For McDonald’s, hitting on a fresh idea that will bring people back to the Golden Arches is no small task. Don Thompson, 25-year McDonald’s veteran, couldn’t do it. He stepped down as CEO on March 1. Steve Easterbrook, his replacement, plans to “allow technology to do the heavy lifting“ when it comes to making customers happier. It’s the opposite of a “back to basics” approach; Easterbrook wants innovation.
Maybe he’ll find it this month at South by Southwest (SXSW), the annual music-festival-turned-creative-confab in Austin, Texas.
McDonald’s will be a prominent sponsor, and it hopes to come away with more than just whatever goodwill it can generate among conference goers who take advantage of the McCafé coffee, “music-based experiences,” and “salon-based programming” at the “McDonald’s Lounge” on site.
It wants ideas.
McDonald’s will host three “pitch sessions” at SXSW on March 13, offering an audience for tech startups with ideas for innovation in three categories:
- Reinventing the Restaurant Experience: “This is not about tweeting, ordering online or Wi-Fi connectivity…. We are talking about multiple screens, proximity technology, personalization and even smart packaging.”

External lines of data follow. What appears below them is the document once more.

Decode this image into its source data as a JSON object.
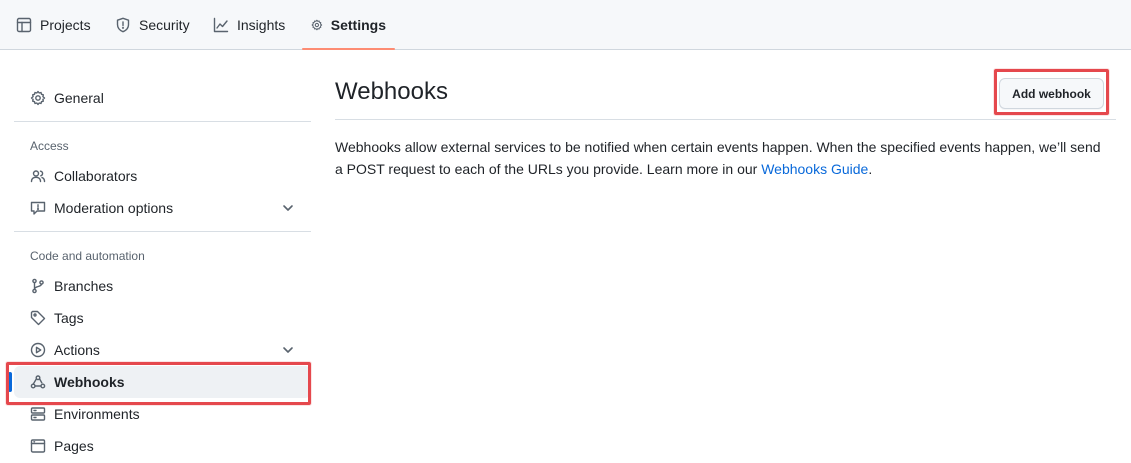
{
  "colors": {
    "accent_blue": "#0969da",
    "active_tab_underline": "#fd8c73",
    "highlight_red": "#e5484d"
  },
  "topnav": {
    "tabs": [
      {
        "label": "Projects",
        "icon": "table-icon",
        "active": false
      },
      {
        "label": "Security",
        "icon": "shield-icon",
        "active": false
      },
      {
        "label": "Insights",
        "icon": "graph-icon",
        "active": false
      },
      {
        "label": "Settings",
        "icon": "gear-icon",
        "active": true
      }
    ]
  },
  "sidebar": {
    "general": "General",
    "section_access": "Access",
    "collaborators": "Collaborators",
    "moderation": "Moderation options",
    "section_code": "Code and automation",
    "branches": "Branches",
    "tags": "Tags",
    "actions": "Actions",
    "webhooks": "Webhooks",
    "environments": "Environments",
    "pages": "Pages"
  },
  "main": {
    "title": "Webhooks",
    "add_button": "Add webhook",
    "description": "Webhooks allow external services to be notified when certain events happen. When the specified events happen, we’ll send a POST request to each of the URLs you provide. Learn more in our ",
    "link_text": "Webhooks Guide",
    "description_end": "."
  }
}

- Content Creation: “Brands have to co-create content with communities, curate daily content to stay relevant, and create content with social in mind. How can brands tap into new content partners and models that can tackle these objectives?”
- Transportation and Delivery: “Our existing idea of door-to-door delivery and drive-thru will soon be obsolete. Imagine a world where drones could deliver you food while you’re driving down the highway.”
The best pitch will earn the presenter a trip to McDonald’s corporate headquarters, where he or she will be invited to pitch directly to the company’s C-suite. McDonald’s says pitches will be evaluated based on “current traction and milestones,” “market potential,” “customer value proposition and service offering,” and “overall brand fit.”
“We want to be in the flow of ideas, offering our scale to interesting partners, with the intent to make the lives of millions of people who use McDonald’s a bit simpler and even more enjoyable,” McDonald’s chief digital officer, Atif Rafiq, explained in a blog post on SXSW’s website.
How badly does McDonald’s need help on the ideas front? Already, one of its big digital technology initiatives—the Create Your Taste custom burger ordering kiosks—seems to not be going as planned. An article in USA Today suggests that the continued rollout of the kiosks is not a sure thing; it quotes a franchise consultant arguing that kiosks are “too expensive” for franchisees and “irrelevant” to drive-thru sales.
The bigger question, though, as raised by an industry analyst quoted in the USA Today piece, is whether digital innovation is what McDonald’s is missing in the first place. True, it may not have much at the moment. But that’s not why rivals such as Panera, Chipotle, and even Chick-fil-A have been eating its lunch.